Brocade claim to boost WAN performance by up to 100x, however, WAFS is not just a WAN accelerator.If a user needs some data that doesn’t happen to be cached, it gets copied from the data centre to the branch device rapidly, and any changes that are made are in turn copied back to the data centre on the fly to be backed up.Because the data is being served from a single point, and changes are immediately send back from the branch, the same file can be worked on by a number of people at different locations at the same time. This enables collaboration, more effective management and tighter security.

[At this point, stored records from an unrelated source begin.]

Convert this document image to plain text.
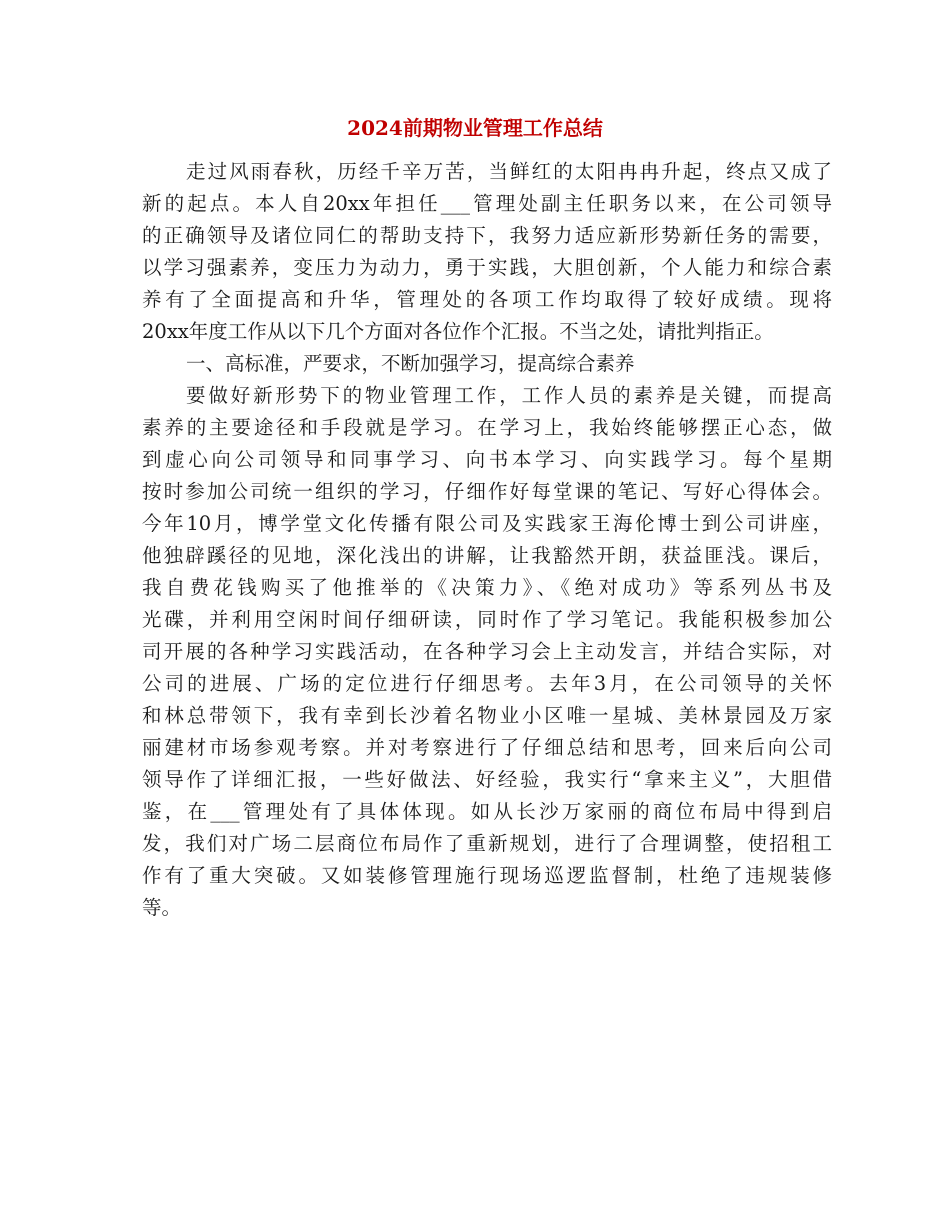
2024前期物业管理工作总结
走过风雨春秋，历经千辛万苦，当鲜红的太阳冉冉升起，终点又成了
新的起点。本人自20xx年担任___管理处副主任职务以来，在公司领导
的正确领导及诸位同仁的帮助支持下，我努力适应新形势新任务的需要，
以学习强素养，变压力为动力，勇于实践，大胆创新，个人能力和综合素
养有了全面提高和升华，管理处的各项工作均取得了较好成绩。现将
20xx年度工作从以下几个方面对各位作个汇报。不当之处，请批判指正。
一、高标准，严要求，不断加强学习，提高综合素养
要做好新形势下的物业管理工作，工作人员的素养是关键，而提高
素养的主要途径和手段就是学习。在学习上，我始终能够摆正心态，做
到虚心向公司领导和同事学习、向书本学习、向实践学习。每个星期
按时参加公司统一组织的学习，仔细作好每堂课的笔记、写好心得体会。
今年10月，博学堂文化传播有限公司及实践家王海伦博士到公司讲座，
他独辟蹊径的见地，深化浅出的讲解，让我豁然开朗，获益匪浅。课后，
我自费花钱购买了他推举的《决策力》、《绝对成功》等系列丛书及
光碟，并利用空闲时间仔细研读，同时作了学习笔记。我能积极参加公
司开展的各种学习实践活动，在各种学习会上主动发言，并结合实际，对
公司的进展、广场的定位进行仔细思考。去年3月，在公司领导的关怀
和林总带领下，我有幸到长沙着名物业小区唯一星城、美林景园及万家
丽建材市场参观考察。并对考察进行了仔细总结和思考，回来后向公司
领导作了详细汇报，一些好做法、好经验，我实行“拿来主义”，大胆借
鉴，在___管理处有了具体体现。如从长沙万家丽的商位布局中得到启
发，我们对广场二层商位布局作了重新规划，进行了合理调整，使招租工
作有了重大突破。又如装修管理施行现场巡逻监督制，杜绝了违规装修
等。
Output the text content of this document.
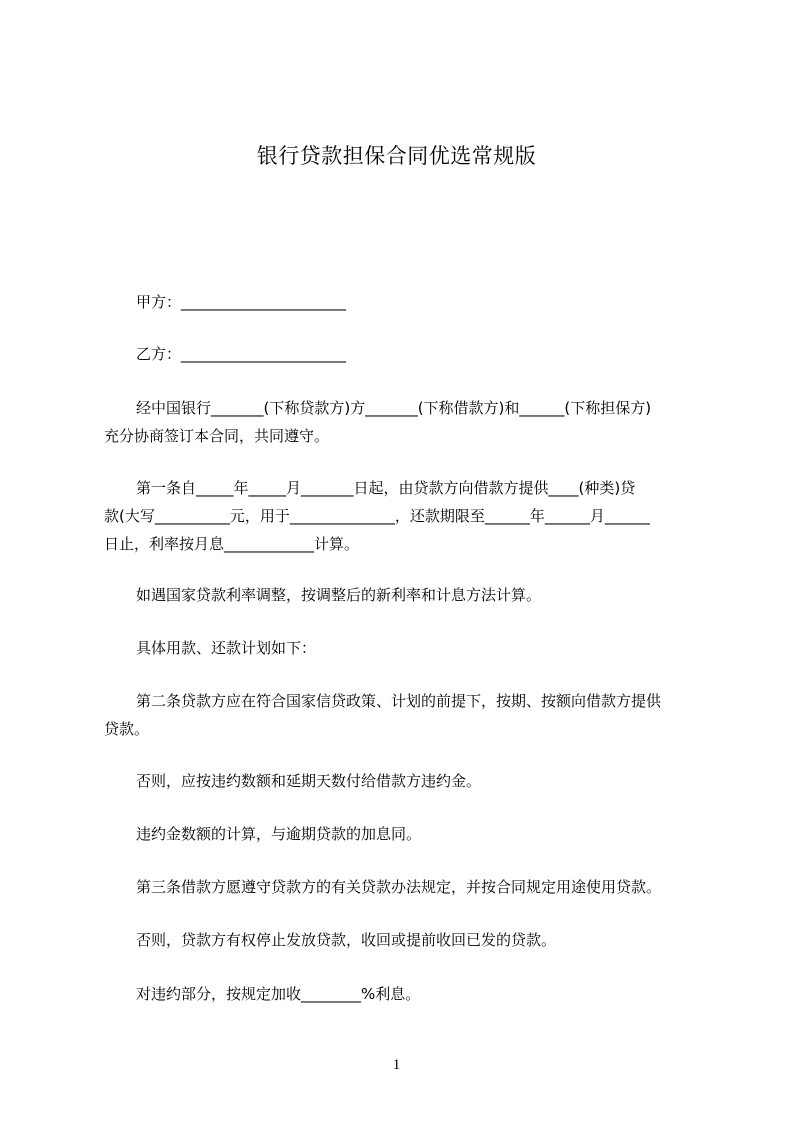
银行贷款担保合同优选常规版

甲方：______________________

乙方：______________________

经中国银行_______(下称贷款方)方_______(下称借款方)和______(下称担保方)

充分协商签订本合同，共同遵守。

第一条自_____年_____月_______日起，由贷款方向借款方提供____(种类)贷

款(大写__________元，用于______________，还款期限至______年______月______

日止，利率按月息____________计算。

如遇国家贷款利率调整，按调整后的新利率和计息方法计算。

具体用款、还款计划如下：

第二条贷款方应在符合国家信贷政策、计划的前提下，按期、按额向借款方提供

贷款。

否则，应按违约数额和延期天数付给借款方违约金。

违约金数额的计算，与逾期贷款的加息同。

第三条借款方愿遵守贷款方的有关贷款办法规定，并按合同规定用途使用贷款。

否则，贷款方有权停止发放贷款，收回或提前收回已发的贷款。

对违约部分，按规定加收________%利息。

1
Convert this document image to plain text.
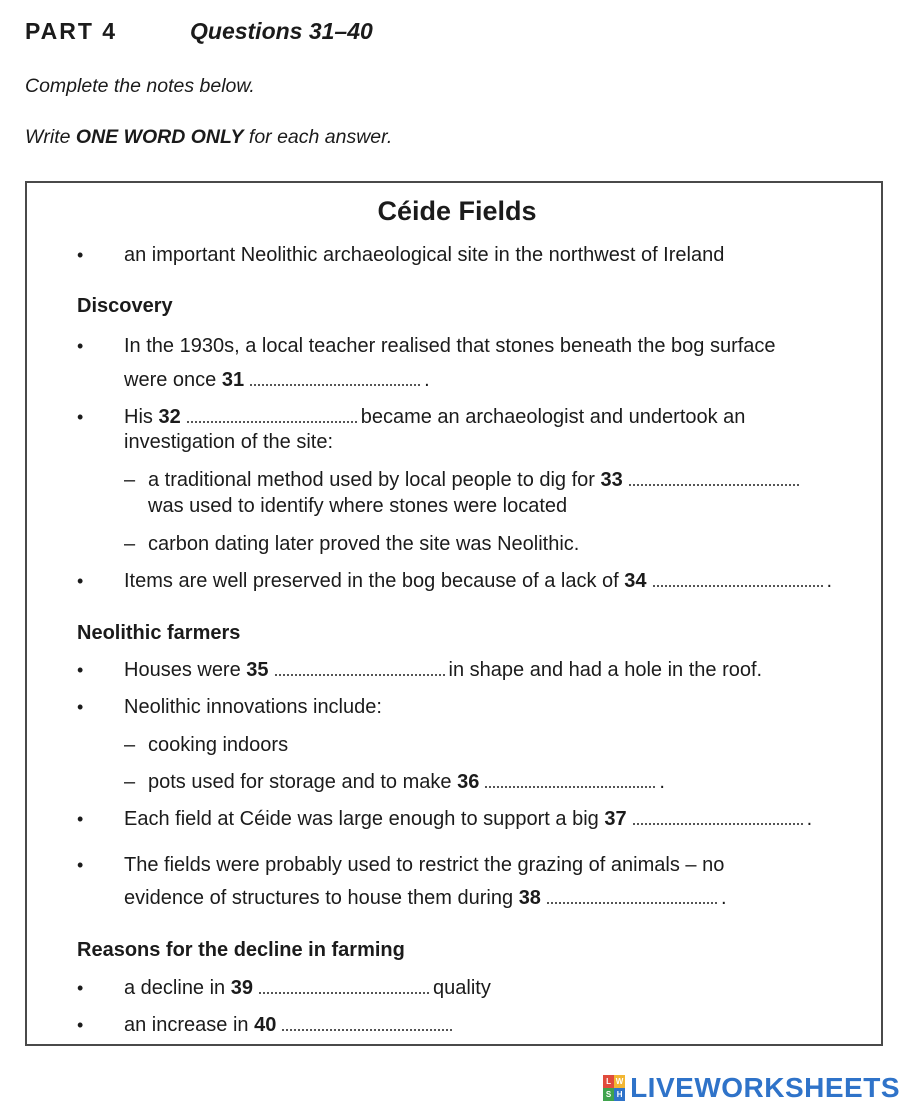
PART 4	Questions 31–40
Complete the notes below.
Write ONE WORD ONLY for each answer.
Céide Fields
• an important Neolithic archaeological site in the northwest of Ireland
Discovery
• In the 1930s, a local teacher realised that stones beneath the bog surface
were once 31	.
• His 32	became an archaeologist and undertook an
investigation of the site:
– a traditional method used by local people to dig for 33
was used to identify where stones were located
– carbon dating later proved the site was Neolithic.
• Items are well preserved in the bog because of a lack of 34	.
Neolithic farmers
• Houses were 35	in shape and had a hole in the roof.
• Neolithic innovations include:
– cooking indoors
– pots used for storage and to make 36	.
• Each field at Céide was large enough to support a big 37	.
• The fields were probably used to restrict the grazing of animals – no
evidence of structures to house them during 38	.
Reasons for the decline in farming
• a decline in 39	quality
• an increase in 40
L W
S H LIVEWORKSHEETS
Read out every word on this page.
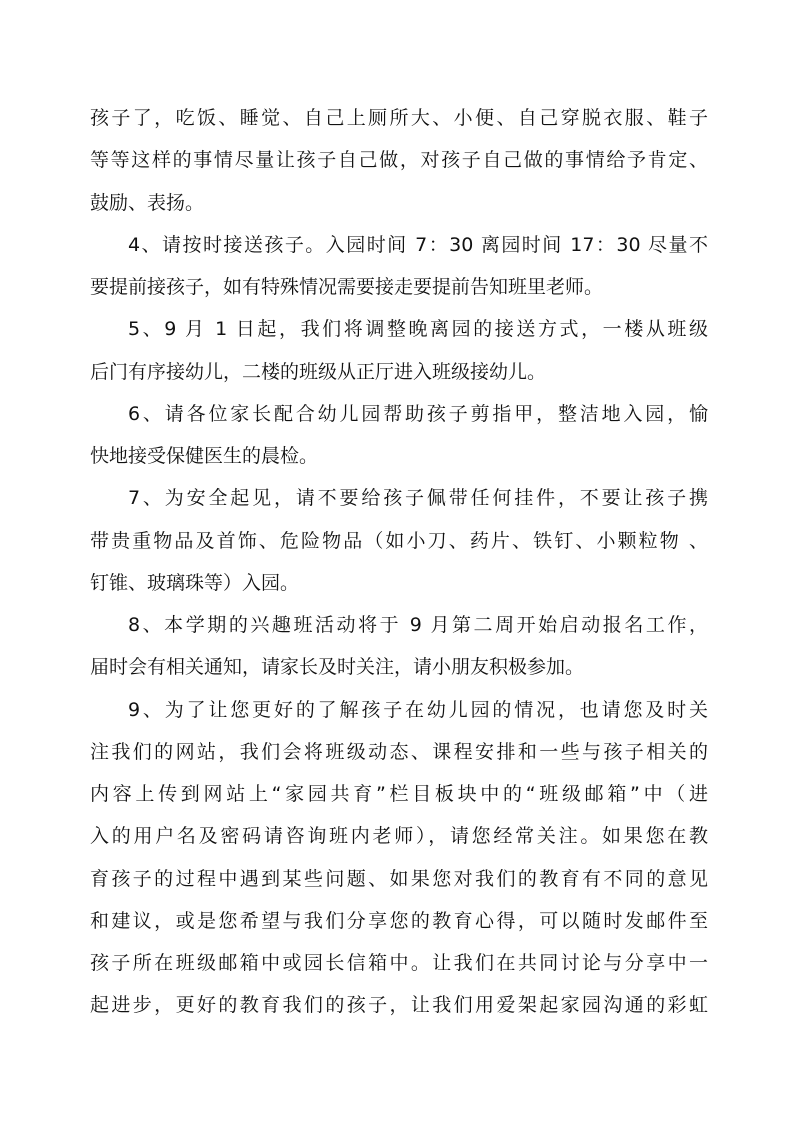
孩子了，吃饭、睡觉、自己上厕所大、小便、自己穿脱衣服、鞋子
等等这样的事情尽量让孩子自己做，对孩子自己做的事情给予肯定、
鼓励、表扬。
4、请按时接送孩子。入园时间 7：30 离园时间 17：30 尽量不
要提前接孩子，如有特殊情况需要接走要提前告知班里老师。
5、9 月 1 日起，我们将调整晚离园的接送方式，一楼从班级
后门有序接幼儿，二楼的班级从正厅进入班级接幼儿。
6、请各位家长配合幼儿园帮助孩子剪指甲，整洁地入园，愉
快地接受保健医生的晨检。
7、为安全起见，请不要给孩子佩带任何挂件，不要让孩子携
带贵重物品及首饰、危险物品（如小刀、药片、铁钉、小颗粒物 、
钉锥、玻璃珠等）入园。
8、本学期的兴趣班活动将于 9 月第二周开始启动报名工作，
届时会有相关通知，请家长及时关注，请小朋友积极参加。
9、为了让您更好的了解孩子在幼儿园的情况，也请您及时关
注我们的网站，我们会将班级动态、课程安排和一些与孩子相关的
内容上传到网站上“家园共育”栏目板块中的“班级邮箱”中（进
入的用户名及密码请咨询班内老师），请您经常关注。如果您在教
育孩子的过程中遇到某些问题、如果您对我们的教育有不同的意见
和建议，或是您希望与我们分享您的教育心得，可以随时发邮件至
孩子所在班级邮箱中或园长信箱中。让我们在共同讨论与分享中一
起进步，更好的教育我们的孩子，让我们用爱架起家园沟通的彩虹
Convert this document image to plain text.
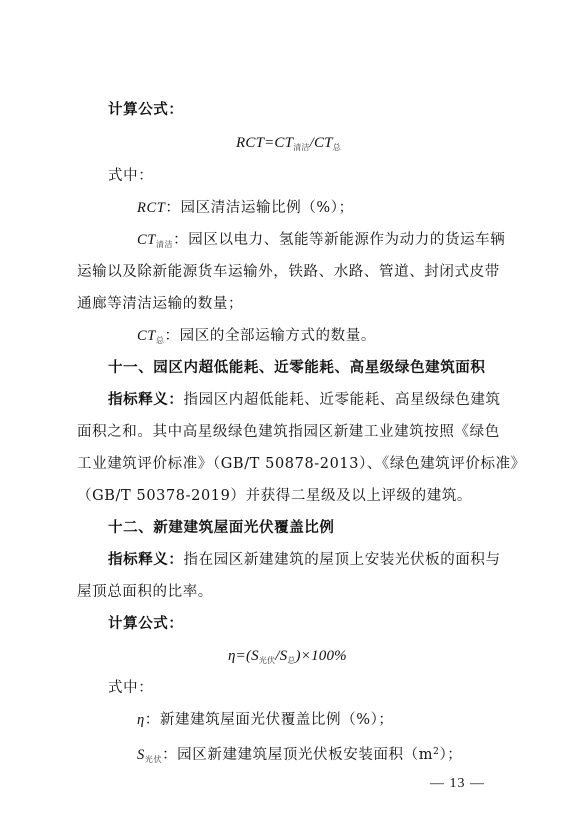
计算公式：
$RCT=CT_{清洁}/CT_总$
式中：
RCT：园区清洁运输比例（%）；
$CT_{清洁}$：园区以电力、氢能等新能源作为动力的货运车辆
运输以及除新能源货车运输外，铁路、水路、管道、封闭式皮带
通廊等清洁运输的数量；
$CT_总$：园区的全部运输方式的数量。
十一、园区内超低能耗、近零能耗、高星级绿色建筑面积
指标释义：指园区内超低能耗、近零能耗、高星级绿色建筑
面积之和。其中高星级绿色建筑指园区新建工业建筑按照《绿色
工业建筑评价标准》（GB/T 50878-2013）、《绿色建筑评价标准》
（GB/T 50378-2019）并获得二星级及以上评级的建筑。
十二、新建建筑屋面光伏覆盖比例
指标释义：指在园区新建建筑的屋顶上安装光伏板的面积与
屋顶总面积的比率。
计算公式：
$\eta=(S_{光伏}/S_总)\times 100\%$
式中：
η：新建建筑屋面光伏覆盖比例（%）；
$S_{光伏}$：园区新建建筑屋顶光伏板安装面积$(m^2)$；
— 13 —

“75 percent of the data is stored outside of the data centre for most organisations.” says Schultz. “The data stored in remote locations needs to be tightly controlled and managed to ensure that everything meets compliance requirements.”

Minimizing Migration
The third part of Brocade’s Tapestry Solution is Data Migration Manager (DMM). IT departments routinely replace hardware as leases expire, upgrades appear and equipment explodes. Unless you’re out there with the soldering iron, hardware can be swapped with speed relative ease. Data however, can take many labour intensive hours to migrate from outdated, redundant or ruined hardware.

Many businesses also find themselves working with storage solutions from multiple vendors. They might have gotten better deals over the years from different manufacturers, their storage needs may have changed and their preferred vendor with them, either way, managing data in this heterogeneous environment requires a specialised solution.Tapestry DMM is a SAN based solution that simplifies data migration management in heterogeneous environments. It supports arrays from HP, EMC, IBM and Hitachi, and employs Brocade’s routing technology to perform migrations across SANs and WANs with terabyte per-hour speeds.

With its three-phase solution, Brocade’s Tapestry provides the means to consolidate data to a single location without compromising the convenience of LAN-like access in the remote office. It streamlines management, increases security and helps an organisation achieve greater compliance.

The Three Colours Of Tapestry

Tapestry is made up of three products: Application Resource Manager (ARM), Wide Area File Services (WAFS) and Data Migration Manager (DMM). Here is a quick refernce to how each one fits into the process.

Application Resource Manager (ARM)
ARM manages the relationships between servers, storage and software, allocating resources to make all three work together efficiently. It consolidates management tasks of the three sections into one place, increasing security, productivity and compliance.

Wide Area File Services (WAFS)
WAFS enables LAN-like access to the data centre from the branch office. It helps consolidate an organisation’s critical data, increasing security, availability and ease of management. It also reduces cost by eliminating infrastructure at the branch end.

Data Migration Manager (DMM)
DMM enables high-speed data migration in heterogeneous or multi-vendor storage environments. When compared to traditional, software based migration solutions, DMM makes use of Brocade’s routing technology to process data at the switch level for much faster migration.